Deducing that there were only two men on the wall now, and perhaps just the one, Chukk crept closer, stopping only when a watcher returned, and then creeping forward again when the man turned his back.
In this manner, he came to a place where, through the shrubbery, he could see the top of the rise and the small sapling planted there, as near as it could be to the spot beneath which his treasure awaited.
“Da said it were nobbut a foot or two beneath the surface,” he murmured.

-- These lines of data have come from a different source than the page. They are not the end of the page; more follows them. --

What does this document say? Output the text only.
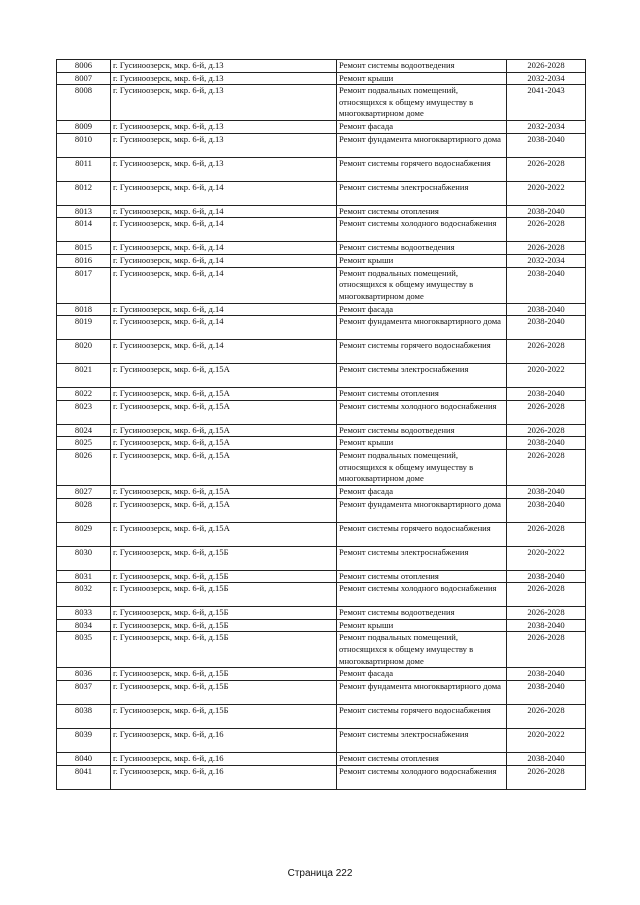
8006	г. Гусиноозерск, мкр. 6-й, д.13	Ремонт системы водоотведения	2026-2028
8007	г. Гусиноозерск, мкр. 6-й, д.13	Ремонт крыши	2032-2034
8008	г. Гусиноозерск, мкр. 6-й, д.13	Ремонт подвальных помещений, относящихся к общему имуществу в многоквартирном доме	2041-2043
8009	г. Гусиноозерск, мкр. 6-й, д.13	Ремонт фасада	2032-2034
8010	г. Гусиноозерск, мкр. 6-й, д.13	Ремонт фундамента многоквартирного дома	2038-2040
8011	г. Гусиноозерск, мкр. 6-й, д.13	Ремонт системы горячего водоснабжения	2026-2028
8012	г. Гусиноозерск, мкр. 6-й, д.14	Ремонт системы электроснабжения	2020-2022
8013	г. Гусиноозерск, мкр. 6-й, д.14	Ремонт системы отопления	2038-2040
8014	г. Гусиноозерск, мкр. 6-й, д.14	Ремонт системы холодного водоснабжения	2026-2028
8015	г. Гусиноозерск, мкр. 6-й, д.14	Ремонт системы водоотведения	2026-2028
8016	г. Гусиноозерск, мкр. 6-й, д.14	Ремонт крыши	2032-2034
8017	г. Гусиноозерск, мкр. 6-й, д.14	Ремонт подвальных помещений, относящихся к общему имуществу в многоквартирном доме	2038-2040
8018	г. Гусиноозерск, мкр. 6-й, д.14	Ремонт фасада	2038-2040
8019	г. Гусиноозерск, мкр. 6-й, д.14	Ремонт фундамента многоквартирного дома	2038-2040
8020	г. Гусиноозерск, мкр. 6-й, д.14	Ремонт системы горячего водоснабжения	2026-2028
8021	г. Гусиноозерск, мкр. 6-й, д.15А	Ремонт системы электроснабжения	2020-2022
8022	г. Гусиноозерск, мкр. 6-й, д.15А	Ремонт системы отопления	2038-2040
8023	г. Гусиноозерск, мкр. 6-й, д.15А	Ремонт системы холодного водоснабжения	2026-2028
8024	г. Гусиноозерск, мкр. 6-й, д.15А	Ремонт системы водоотведения	2026-2028
8025	г. Гусиноозерск, мкр. 6-й, д.15А	Ремонт крыши	2038-2040
8026	г. Гусиноозерск, мкр. 6-й, д.15А	Ремонт подвальных помещений, относящихся к общему имуществу в многоквартирном доме	2026-2028
8027	г. Гусиноозерск, мкр. 6-й, д.15А	Ремонт фасада	2038-2040
8028	г. Гусиноозерск, мкр. 6-й, д.15А	Ремонт фундамента многоквартирного дома	2038-2040
8029	г. Гусиноозерск, мкр. 6-й, д.15А	Ремонт системы горячего водоснабжения	2026-2028
8030	г. Гусиноозерск, мкр. 6-й, д.15Б	Ремонт системы электроснабжения	2020-2022
8031	г. Гусиноозерск, мкр. 6-й, д.15Б	Ремонт системы отопления	2038-2040
8032	г. Гусиноозерск, мкр. 6-й, д.15Б	Ремонт системы холодного водоснабжения	2026-2028
8033	г. Гусиноозерск, мкр. 6-й, д.15Б	Ремонт системы водоотведения	2026-2028
8034	г. Гусиноозерск, мкр. 6-й, д.15Б	Ремонт крыши	2038-2040
8035	г. Гусиноозерск, мкр. 6-й, д.15Б	Ремонт подвальных помещений, относящихся к общему имуществу в многоквартирном доме	2026-2028
8036	г. Гусиноозерск, мкр. 6-й, д.15Б	Ремонт фасада	2038-2040
8037	г. Гусиноозерск, мкр. 6-й, д.15Б	Ремонт фундамента многоквартирного дома	2038-2040
8038	г. Гусиноозерск, мкр. 6-й, д.15Б	Ремонт системы горячего водоснабжения	2026-2028
8039	г. Гусиноозерск, мкр. 6-й, д.16	Ремонт системы электроснабжения	2020-2022
8040	г. Гусиноозерск, мкр. 6-й, д.16	Ремонт системы отопления	2038-2040
8041	г. Гусиноозерск, мкр. 6-й, д.16	Ремонт системы холодного водоснабжения	2026-2028
Страница 222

Chukk did not consider himself a man of intellect, but he knew that a man planting a sapling might easily dig deeper than a foot or two. Most would dig a good-sized hole.
Suspecting that someone had recently found Shetland Jamie’s jar, he felt an urge he’d not felt since childhood to cry, kick his feet, and pound the treacherous ground.
Since he could not safely do that, the urge passed, and he eyed the sapling more judiciously. Anyone might have planted it, even the wee laddie he’d seen outside the wall.
The hole might not be so deep, after all.
Dev spent much of Monday riding Coklaw’s lands from Hummelknowes near Slitrig Water to the Ormiston estate east and southeast of the castle.
He rode with Sandy, Jock, and Shag’s Hobby, because two outlying cottars had reported rumors of English raiders and of strangers wandering near their cottages.
The strangers had asked questions and commented that Northumberland was rightful lord of Teviotdale, because Henry IV of England had awarded the Douglas estates to his grandfather. The raiders, men said, were likely thinking of laying siege again to Coklaw.
Dev was certain the rumors were untrue, because whatever the current seven-year-old English King’s grandfather had done, the King’s warring regents insisted that they wanted peace with Scotland. Even so, he knew better than to ignore such rumors, ever.
After a day spent learning nothing that increased his concern, Dev returned late to Coklaw, spoke with Jem Keith and others who were still up, learned that nothing new had occurred, and retired to bed.
Tuesday morning, when he descended later than usual to break his fast, he learned that Mistress Geddes, a Hawick seamstress, had arrived and begged speech with the laird.
“What the devil does she want?” Dev demanded.
“Mistress Geddes says she’s coom tae finish the lady Robina’s wedding dress,” the lad replied. “We heard summat yestereve about a wedding, sir, but no that her ladyship be the one a-getting married. Be that true?”